I rewrote my auth layer five times
Estimated reading time: 22 minutes 预计阅读时间: 22 分钟From sessions to dual tokens, bitmaps, and per-request deny checks.
A first-person retrospective, not a "how to do auth right" essay.
I'll walk through the five versions the
summerrs-adminauth layer went through — what I disliked at each stage, why I changed it, and what new problems showed up. If you're building something similar, this might save you a few months of wandering.
0. Where I landed
The current shape:
Four keywords: dual tokens / access token serves business / bitmap-compressed permissions / optional per-request deny check.
To explain why it ended up this shape, I have to start from the most naive v1.
1. v1: Plain sessions, Redis on every request
I started simple. Login issues a UUID, the user info goes into Redis with that UUID as key, every request brings the UUID, the middleware fetches user info from Redis and stuffs it into request extensions.
Pros are obvious: simple. One GET per check, kick is one DEL, change permissions by overwriting the value, business code reads whatever it needs.
But pretty quickly I felt off:
Every single request — list pages, config changes, button clicks — runs a Redis round-trip.
At 10 QPS who cares. At scale, Redis is a hotspot. And fundamentally this is just session-cookie auth wearing a JWT-shaped costume. I wrote a bunch of Rust on axum and ended up with the same shape as $_SESSION from PHP days.
Pain point: Mandatory Redis on every request. Doesn't scale.
2. v2: I read open-source admin code. I couldn't follow their trade-offs.
Time to see how others do it. I opened a few thousand-star admin projects and decoded the tokens they hand out. The results surprised me.

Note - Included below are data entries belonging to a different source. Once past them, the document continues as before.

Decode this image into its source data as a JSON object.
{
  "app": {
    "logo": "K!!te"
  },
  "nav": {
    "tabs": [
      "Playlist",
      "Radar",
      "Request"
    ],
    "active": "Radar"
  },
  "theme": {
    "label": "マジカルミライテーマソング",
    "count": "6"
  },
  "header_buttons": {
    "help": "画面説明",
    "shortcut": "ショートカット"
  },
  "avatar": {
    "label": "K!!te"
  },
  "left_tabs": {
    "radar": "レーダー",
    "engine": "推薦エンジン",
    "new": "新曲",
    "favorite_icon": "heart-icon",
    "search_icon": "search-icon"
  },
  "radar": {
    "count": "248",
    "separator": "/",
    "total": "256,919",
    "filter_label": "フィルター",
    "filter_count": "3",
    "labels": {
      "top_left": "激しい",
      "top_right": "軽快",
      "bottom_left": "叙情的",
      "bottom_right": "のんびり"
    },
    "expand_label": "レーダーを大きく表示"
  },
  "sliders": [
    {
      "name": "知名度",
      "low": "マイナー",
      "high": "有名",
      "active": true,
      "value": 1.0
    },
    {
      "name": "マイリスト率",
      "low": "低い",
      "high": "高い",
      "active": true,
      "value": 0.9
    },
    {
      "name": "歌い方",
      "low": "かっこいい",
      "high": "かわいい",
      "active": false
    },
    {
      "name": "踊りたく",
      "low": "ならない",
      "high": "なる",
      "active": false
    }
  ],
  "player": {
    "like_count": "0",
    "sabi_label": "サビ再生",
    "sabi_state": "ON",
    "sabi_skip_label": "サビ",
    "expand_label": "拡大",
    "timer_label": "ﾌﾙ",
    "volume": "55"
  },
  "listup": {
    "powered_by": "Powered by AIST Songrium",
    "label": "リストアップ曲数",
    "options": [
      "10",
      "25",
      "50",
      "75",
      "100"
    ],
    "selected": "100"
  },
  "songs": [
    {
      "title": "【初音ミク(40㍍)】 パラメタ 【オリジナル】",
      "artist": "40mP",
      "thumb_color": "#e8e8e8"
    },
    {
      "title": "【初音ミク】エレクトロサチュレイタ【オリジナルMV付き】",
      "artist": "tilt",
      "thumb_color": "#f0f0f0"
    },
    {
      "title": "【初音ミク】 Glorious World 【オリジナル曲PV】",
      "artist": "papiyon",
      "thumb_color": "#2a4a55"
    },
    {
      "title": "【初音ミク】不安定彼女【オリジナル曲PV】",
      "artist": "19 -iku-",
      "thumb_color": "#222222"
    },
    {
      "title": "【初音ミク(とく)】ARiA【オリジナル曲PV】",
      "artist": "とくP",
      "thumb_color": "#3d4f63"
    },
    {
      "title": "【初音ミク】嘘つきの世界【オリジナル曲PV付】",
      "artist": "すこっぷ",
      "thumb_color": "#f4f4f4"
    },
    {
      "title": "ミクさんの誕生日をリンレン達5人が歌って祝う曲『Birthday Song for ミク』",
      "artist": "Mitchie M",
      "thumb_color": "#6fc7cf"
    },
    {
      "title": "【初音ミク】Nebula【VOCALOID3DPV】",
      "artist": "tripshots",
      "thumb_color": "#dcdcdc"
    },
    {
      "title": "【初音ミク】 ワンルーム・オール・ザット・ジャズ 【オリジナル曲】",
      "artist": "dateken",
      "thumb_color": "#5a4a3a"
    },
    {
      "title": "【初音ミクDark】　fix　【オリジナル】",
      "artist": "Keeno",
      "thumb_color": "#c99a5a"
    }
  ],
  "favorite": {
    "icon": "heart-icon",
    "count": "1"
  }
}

A disclaimer up front: the projects below are thousand-star, production-running, mature systems. "I can't follow their trade-offs" ≠ "they got it wrong" — they almost certainly carry constraints I can't see (legacy weight, team habits, compatibility with some frontend SDK, compliance / audit requirements).
I'm only saying that as a brand-new project starting from zero, I can't copy these designs — not for moral reasons, but because once I copy them I can't explain why each field exists.
2.1 Classic flavor: JWT wrapping a UUID
Many projects return tokens like:
Decoded payload:
One field. One UUID. That UUID is the Redis key for fetching user info.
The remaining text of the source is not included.